Chaque mot devient un éventail de sens et un mystère

Violaine Schwartz termine une résidence à l’Atelier du Plateau (Paris 19). Son projet est d’écrire un diptyque autour des contes de Grimm provisoirement intitulé Grimm y es-tu ? comprenant une traduction d’une sélection de contes dans une langue proche de l’oralité ainsi qu’une œuvre personnelle sur la place des femmes dans ce genre littéraire.


J’ai eu la chance, au début de ma carrière de comédienne, de participer à la traduction du Cercle de craie caucasien, de Bertolt Brecht, au côté du germaniste François Rey, qui m’a transmis les bases de cet exercice ardu et passionnant.
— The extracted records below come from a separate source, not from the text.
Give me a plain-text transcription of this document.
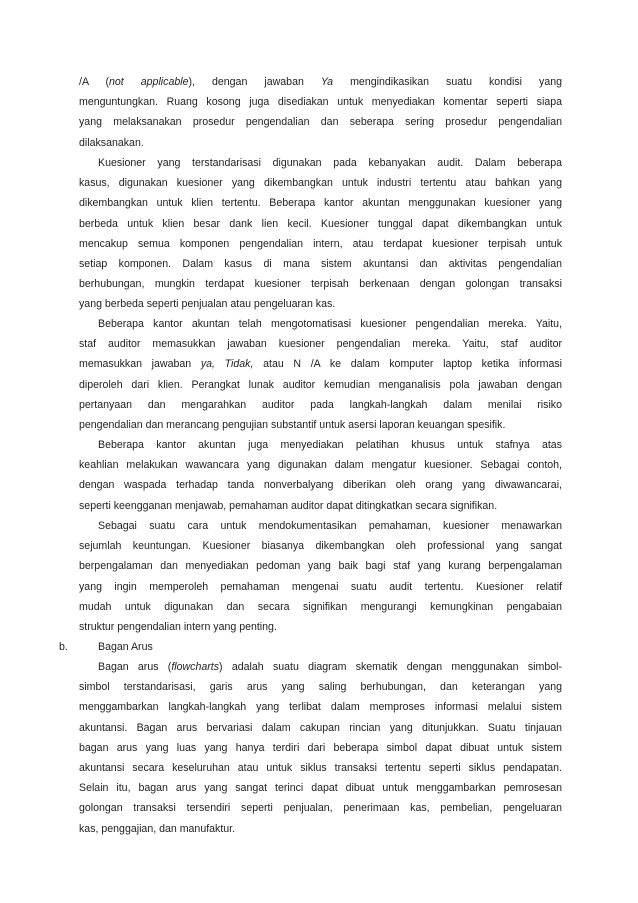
/A (not applicable), dengan jawaban Ya mengindikasikan suatu kondisi yang
menguntungkan. Ruang kosong juga disediakan untuk menyediakan komentar seperti siapa
yang melaksanakan prosedur pengendalian dan seberapa sering prosedur pengendalian
dilaksanakan.
Kuesioner yang terstandarisasi digunakan pada kebanyakan audit. Dalam beberapa
kasus, digunakan kuesioner yang dikembangkan untuk industri tertentu atau bahkan yang
dikembangkan untuk klien tertentu. Beberapa kantor akuntan menggunakan kuesioner yang
berbeda untuk klien besar dank lien kecil. Kuesioner tunggal dapat dikembangkan untuk
mencakup semua komponen pengendalian intern, atau terdapat kuesioner terpisah untuk
setiap komponen. Dalam kasus di mana sistem akuntansi dan aktivitas pengendalian
berhubungan, mungkin terdapat kuesioner terpisah berkenaan dengan golongan transaksi
yang berbeda seperti penjualan atau pengeluaran kas.
Beberapa kantor akuntan telah mengotomatisasi kuesioner pengendalian mereka. Yaitu,
staf auditor memasukkan jawaban kuesioner pengendalian mereka. Yaitu, staf auditor
memasukkan jawaban ya, Tidak, atau N /A ke dalam komputer laptop ketika informasi
diperoleh dari klien. Perangkat lunak auditor kemudian menganalisis pola jawaban dengan
pertanyaan dan mengarahkan auditor pada langkah-langkah dalam menilai risiko
pengendalian dan merancang pengujian substantif untuk asersi laporan keuangan spesifik.
Beberapa kantor akuntan juga menyediakan pelatihan khusus untuk stafnya atas
keahlian melakukan wawancara yang digunakan dalam mengatur kuesioner. Sebagai contoh,
dengan waspada terhadap tanda nonverbalyang diberikan oleh orang yang diwawancarai,
seperti keengganan menjawab, pemahaman auditor dapat ditingkatkan secara signifikan.
Sebagai suatu cara untuk mendokumentasikan pemahaman, kuesioner menawarkan
sejumlah keuntungan. Kuesioner biasanya dikembangkan oleh professional yang sangat
berpengalaman dan menyediakan pedoman yang baik bagi staf yang kurang berpengalaman
yang ingin memperoleh pemahaman mengenai suatu audit tertentu. Kuesioner relatif
mudah untuk digunakan dan secara signifikan mengurangi kemungkinan pengabaian
struktur pengendalian intern yang penting.
b.	Bagan Arus
Bagan arus (flowcharts) adalah suatu diagram skematik dengan menggunakan simbol-
simbol terstandarisasi, garis arus yang saling berhubungan, dan keterangan yang
menggambarkan langkah-langkah yang terlibat dalam memproses informasi melalui sistem
akuntansi. Bagan arus bervariasi dalam cakupan rincian yang ditunjukkan. Suatu tinjauan
bagan arus yang luas yang hanya terdiri dari beberapa simbol dapat dibuat untuk sistem
akuntansi secara keseluruhan atau untuk siklus transaksi tertentu seperti siklus pendapatan.
Selain itu, bagan arus yang sangat terinci dapat dibuat untuk menggambarkan pemrosesan
golongan transaksi tersendiri seperti penjualan, penerimaan kas, pembelian, pengeluaran
kas, penggajian, dan manufaktur.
Et il se trouve qu’un beau jour, plus de vingt ans après (ou peut-être deux mille ans), on m’a proposé de traduire quelques Contes de Grimm pour un spectacle de théâtre. J’ai accepté. Étant d’origine alsacienne, j’ai une familiarité d’enfance avec cet univers. Le vieux livre en lettres gothiques, la vaste forêt profonde, l’odeur de cannelle, le souvenir de ma grand-mère avec accent. Étant par ailleurs comédienne, et sensible aux exigences d’un plateau de théâtre, j’ai tenté d’être au plus près de l’oralité que j’entendais dans le texte d’origine : une langue très simple, répétitive, musicale et minimaliste, mêlée de chansonnettes, faite pour être dite. Ensuite, je me suis prise au jeu, et j’ai continué à arpenter le pays des Contes de Grimm, loin de la commande d’origine, notamment grâce à cette résidence Ile-de-France. 

Cette résidence m’a permis de m’ancrer dans ce projet à fond. De passer l’année à éplucher des dictionnaires et à compulser des grammaires. De langue source en langue cible. C’est un travail minutieux qui exige de faire des choix à chaque instant et de s’y tenir. J’ai re-découvert les affres et les délices de cet exercice littéraire si passionnant, si difficile, où chaque mot devient un dilemme, un piège, un éventail de sens et un mystère. Chaque phrase, une nouvelle énigme à déchiffrer.
Le fait de lire en public mes traductions en cours (dans les classes et à l’Atelier du Plateau) m’a beaucoup aidée : les entendre, les corriger, les perfectionner, les clarifier, c’est un travail sans fin et le théâtre est un magnifique gueuloir ! 
J’ai par ailleurs écrit un conte à ma façon, en guise d’introduction, sur le fait même de traduire les Contes de Grimm. Pourquoi, comment. Les difficultés, les doutes. Et la place de la femme dans cette littérature. Soit victime, soit sorcière, soit marâtre, soit morte en couches, endormie, passive, attendant le Prince Charmant. 
J’ai voulu secouer un peu les vieux clichés de notre vieille mémoire. Retrouvant là mon écriture personnelle mais nourrie de Grimm. Partant de Grimm. 
Cette résidence dans un théâtre (L’Atelier du Plateau) m’a, pour finir, donné l’occasion de reprendre trois spectacles que j’avais écrits pour la scène : l’un à partir de mon livre Papiers, avec le violoniste Dominique Pifarély, l’autre avec la chorégraphe Cécile Loyer, Et donc ! et le troisième avec l’acrobate Victoria Belén, De l’une à l’hôte
C’est une chance pour moi de pouvoir relier toutes mes activités dans une même résidence puisque l’écriture se nourrit de mon expérience sur un plateau de théâtre et inversement. En particulier pour les Contes de Grimm, destinés à être dits en public, justement.